All the female bison already were pregnant when they arrived, and babies now are part of the herd. Pregnancy for a female bison lasts about 9½ months.
The expedition was the first official showing of the bison herd since they moved in last fall.
Visitors boarded buses in either Wilmington or Elwood to be transported to the trail head, where a short walk led them to the fence line where the buffalo and their babies were grazing.
Staff and volunteers were on hand and warned visitors before they exited the bus that the buffalo were very sensitive to stress, and asked guests refrain from adding stress to the large animals.
Visitors of all ages were greeted by Smokey Bear and Woodsy Owl at a tent that contained educational information on the bison and other wildlife in the park.
Aidan Eaheart, 10, and Tanner Leonard, 10, both of Frankfort, said they learned a lot about bison while they visited and were excited to see them.
“I think the bison are awesome,” Leonard said. “It’s cool to see them in person and the calves are so small, they were hard to see.”
Eaheart said he didn’t know they liked to hide in the tall grasses until he visited.
Leonard was most impressed with the reason the bison were brought to Midewin – an attempt to help the land.
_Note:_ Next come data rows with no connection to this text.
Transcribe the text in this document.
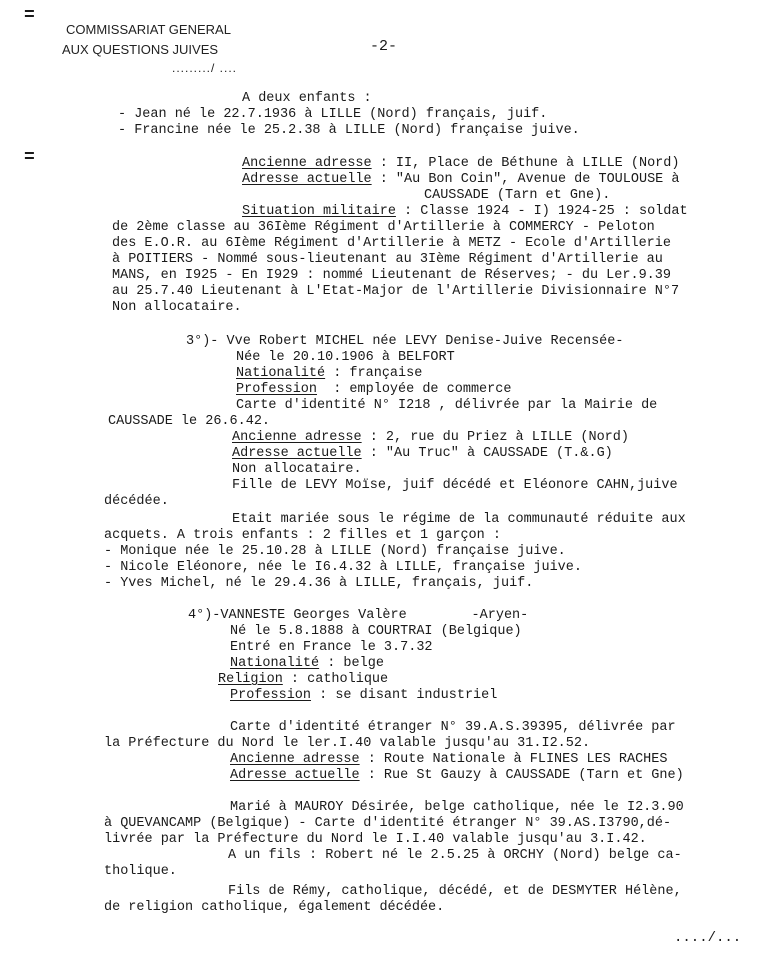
=
=
COMMISSARIAT GENERAL
AUX QUESTIONS JUIVES
........./ ....
-2-
A deux enfants :
- Jean né le 22.7.1936 à LILLE (Nord) français, juif.
- Francine née le 25.2.38 à LILLE (Nord) française juive.
Ancienne adresse : II, Place de Béthune à LILLE (Nord)
Adresse actuelle : "Au Bon Coin", Avenue de TOULOUSE à
CAUSSADE (Tarn et Gne).
Situation militaire : Classe 1924 - I) 1924-25 : soldat
de 2ème classe au 36Ième Régiment d'Artillerie à COMMERCY - Peloton
des E.O.R. au 6Ième Régiment d'Artillerie à METZ - Ecole d'Artillerie
à POITIERS - Nommé sous-lieutenant au 3Ième Régiment d'Artillerie au
MANS, en I925 - En I929 : nommé Lieutenant de Réserves; - du Ler.9.39
au 25.7.40 Lieutenant à L'Etat-Major de l'Artillerie Divisionnaire N°7
Non allocataire.
3°)- Vve Robert MICHEL née LEVY Denise-Juive Recensée-
Née le 20.10.1906 à BELFORT
Nationalité : française
Profession  : employée de commerce
Carte d'identité N° I218 , délivrée par la Mairie de
CAUSSADE le 26.6.42.
Ancienne adresse : 2, rue du Priez à LILLE (Nord)
Adresse actuelle : "Au Truc" à CAUSSADE (T.&.G)
Non allocataire.
Fille de LEVY Moïse, juif décédé et Eléonore CAHN,juive
décédée.
Etait mariée sous le régime de la communauté réduite aux
acquets. A trois enfants : 2 filles et 1 garçon :
- Monique née le 25.10.28 à LILLE (Nord) française juive.
- Nicole Eléonore, née le I6.4.32 à LILLE, française juive.
- Yves Michel, né le 29.4.36 à LILLE, français, juif.
4°)-VANNESTE Georges Valère        -Aryen-
Né le 5.8.1888 à COURTRAI (Belgique)
Entré en France le 3.7.32
Nationalité : belge
Religion : catholique
Profession : se disant industriel
Carte d'identité étranger N° 39.A.S.39395, délivrée par
la Préfecture du Nord le ler.I.40 valable jusqu'au 31.I2.52.
Ancienne adresse : Route Nationale à FLINES LES RACHES
Adresse actuelle : Rue St Gauzy à CAUSSADE (Tarn et Gne)
Marié à MAUROY Désirée, belge catholique, née le I2.3.90
à QUEVANCAMP (Belgique) - Carte d'identité étranger N° 39.AS.I3790,dé-
livrée par la Préfecture du Nord le I.I.40 valable jusqu'au 3.I.42.
A un fils : Robert né le 2.5.25 à ORCHY (Nord) belge ca-
tholique.
Fils de Rémy, catholique, décédé, et de DESMYTER Hélène,
de religion catholique, également décédée.
..../...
According to literature handed out at the event, the herd is part of an experiment at Midewin to see how bison grazing improves the diversity of native vegetation during prairie restoration.
Eaheart also thought it was cool that the males are called bulls, and the calves are a much lighter brown than their mothers.
The bison expedition was held in conjunction with the annual Route 66 “Red Carpet Corridor” event in Elwood and Wilmington.
If you missed the bison Saturday, the bison range can be accessed via the Iron Bridge Trailhead on Route 53 at the intersection of South Chicago and Hoff roads. For a longer trek, the range can also be accessed via the Wauponsee Glacial Trail.